Noer mengajak agar seluruh umat beragama khususnya masyarakat Islam menunjukan sikap strategis, bukan hanya mencari jalan pintas. Menurut dia, cara tersebut dapat ditempuh dengan mendorong pemerintah mencantumkan identitas kepercayaan atau merujuk satu agama. "Mereka bisa kita rangkul, ajak untuk menginduk pada satu agama. Karena kalau dikosongkan juga mereka bisa dianggap atheis," ujar dia.
Dia menyesali adanya masukan agar kolom agama dihilangkan dari elemen data e-KTP. Menurut dia, ada langkah liberalisasi terhadap pemeluk agama di Indonesia. Padahal, dalam amanat undang-undang, kata dia, negara ini berlandaskan ketuhanan.
Pimpinan Pusat (PP) Muhammadiyah, Yunahar Ilyas meminta Pemerintah konsisten dalam menerapkan asas Pancasila. Bila Indonesia merupakan negara yang berketuhanan, maka seluruh warganya harus memiliki identitas agama.

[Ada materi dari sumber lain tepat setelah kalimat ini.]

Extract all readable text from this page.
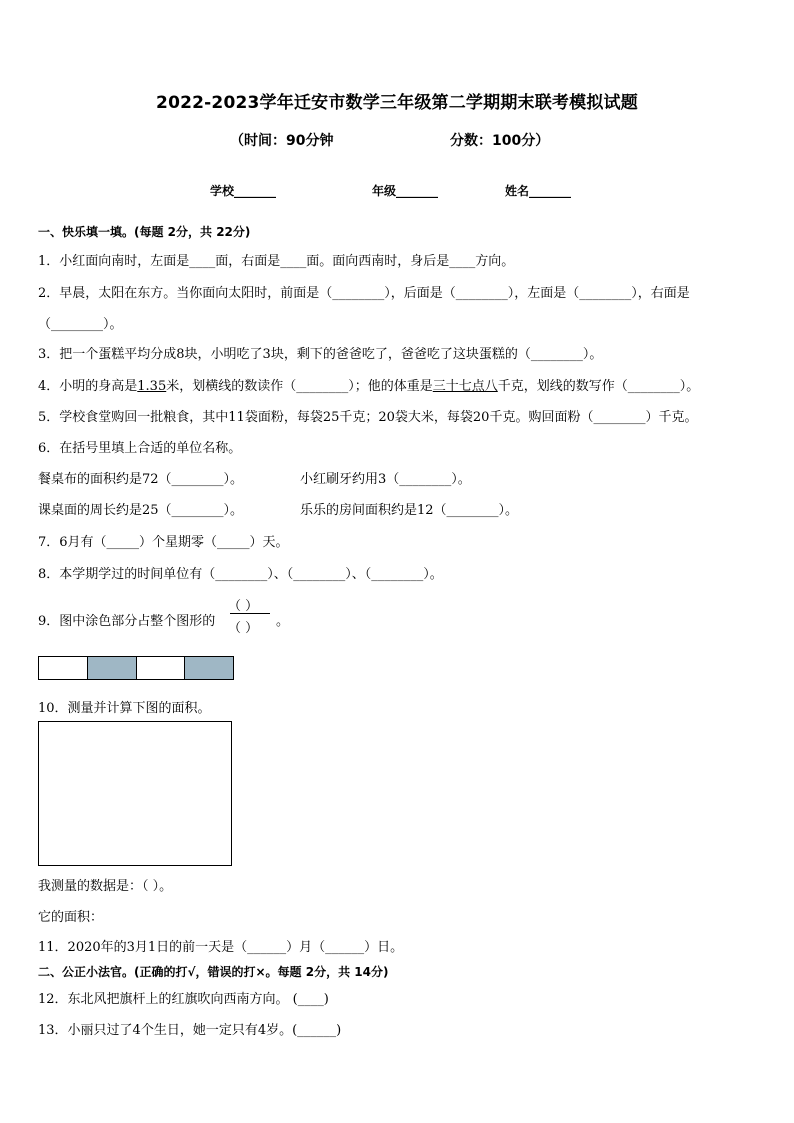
2022-2023学年迁安市数学三年级第二学期期末联考模拟试题
（时间：90分钟	分数：100分）
学校_______	年级_______	姓名_______
一、快乐填一填。(每题 2分，共 22分)
1．小红面向南时，左面是____面，右面是____面。面向西南时，身后是____方向。
2．早晨，太阳在东方。当你面向太阳时，前面是（________），后面是（________），左面是（________），右面是
（________）。
3．把一个蛋糕平均分成8块，小明吃了3块，剩下的爸爸吃了，爸爸吃了这块蛋糕的（________）。
4．小明的身高是1.35米，划横线的数读作（________）；他的体重是三十七点八千克，划线的数写作（________）。
5．学校食堂购回一批粮食，其中11袋面粉，每袋25千克；20袋大米，每袋20千克。购回面粉（________）千克。
6．在括号里填上合适的单位名称。
餐桌布的面积约是72（________）。	小红刷牙约用3（________）。
课桌面的周长约是25（________）。	乐乐的房间面积约是12（________）。
7．6月有（_____）个星期零（_____）天。
8．本学期学过的时间单位有（________）、（________）、（________）。
9．图中涂色部分占整个图形的
（ ）
（ ） 。
10．测量并计算下图的面积。
我测量的数据是：（ ）。
它的面积：
11．2020年的3月1日的前一天是（______）月（______）日。
二、公正小法官。(正确的打√，错误的打×。每题 2分，共 14分)
12．东北风把旗杆上的红旗吹向西南方向。 (____)
13．小丽只过了4个生日，她一定只有4岁。(______)
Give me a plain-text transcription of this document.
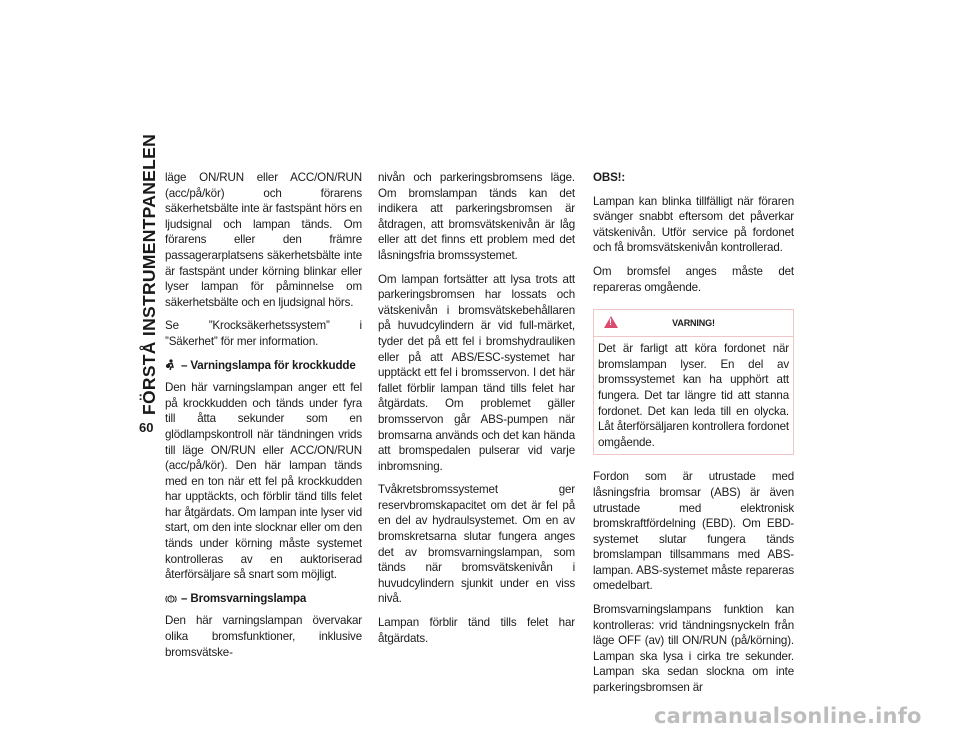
FÖRSTÅ INSTRUMENTPANELEN
60

läge ON/RUN eller ACC/ON/RUN (acc/på/kör) och förarens säkerhetsbälte inte är fastspänt hörs en ljudsignal och lampan tänds. Om förarens eller den främre passagerarplatsens säkerhetsbälte inte är fastspänt under körning blinkar eller lyser lampan för påminnelse om säkerhetsbälte och en ljudsignal hörs.

Se ”Krocksäkerhetssystem” i ”Säkerhet” för mer information.

– Varningslampa för krockkudde

Den här varningslampan anger ett fel på krockkudden och tänds under fyra till åtta sekunder som en glödlampskontroll när tändningen vrids till läge ON/RUN eller ACC/ON/RUN (acc/på/kör). Den här lampan tänds med en ton när ett fel på krockkudden har upptäckts, och förblir tänd tills felet har åtgärdats. Om lampan inte lyser vid start, om den inte slocknar eller om den tänds under körning måste systemet kontrolleras av en auktoriserad återförsäljare så snart som möjligt.

– Bromsvarningslampa

Den här varningslampan övervakar olika bromsfunktioner, inklusive bromsvätske-

nivån och parkeringsbromsens läge. Om bromslampan tänds kan det indikera att parkeringsbromsen är åtdragen, att bromsvätskenivån är låg eller att det finns ett problem med det låsningsfria bromssystemet.

Om lampan fortsätter att lysa trots att parkeringsbromsen har lossats och vätskenivån i bromsvätskebehållaren på huvudcylindern är vid full-märket, tyder det på ett fel i bromshydrauliken eller på att ABS/ESC-systemet har upptäckt ett fel i bromsservon. I det här fallet förblir lampan tänd tills felet har åtgärdats. Om problemet gäller bromsservon går ABS-pumpen när bromsarna används och det kan hända att bromspedalen pulserar vid varje inbromsning.

Tvåkretsbromssystemet ger reservbromskapacitet om det är fel på en del av hydraulsystemet. Om en av bromskretsarna slutar fungera anges det av bromsvarningslampan, som tänds när bromsvätskenivån i huvudcylindern sjunkit under en viss nivå.

Lampan förblir tänd tills felet har åtgärdats.

OBS!:

Lampan kan blinka tillfälligt när föraren svänger snabbt eftersom det påverkar vätskenivån. Utför service på fordonet och få bromsvätskenivån kontrollerad.

Om bromsfel anges måste det repareras omgående.

!
VARNING!

Det är farligt att köra fordonet när bromslampan lyser. En del av bromssystemet kan ha upphört att fungera. Det tar längre tid att stanna fordonet. Det kan leda till en olycka. Låt återförsäljaren kontrollera fordonet omgående.

Fordon som är utrustade med låsningsfria bromsar (ABS) är även utrustade med elektronisk bromskraftfördelning (EBD). Om EBD-systemet slutar fungera tänds bromslampan tillsammans med ABS-lampan. ABS-systemet måste repareras omedelbart.

Bromsvarningslampans funktion kan kontrolleras: vrid tändningsnyckeln från läge OFF (av) till ON/RUN (på/körning). Lampan ska lysa i cirka tre sekunder. Lampan ska sedan slockna om inte parkeringsbromsen är

carmanualsonline.info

Dia mengatakan, kalau kolom agama di KTP elektronik dikosongkan, sama saja membuka peluang masyarakat melanggar ideologi Indonesia yakni Pancasila. Bahkan, kalau sejumlah penganut ajaran kepercayaan lain tidak terfasilitasi di data kependudukan, maka aturan itu perlu ditinjau kembali. “Harus dilihat, perlu ditambah atau tidak jumlah agama yang ada di Indonesia ini. Mereka dibebaskan memilih tidak boleh ditahan,” kata Yunahar.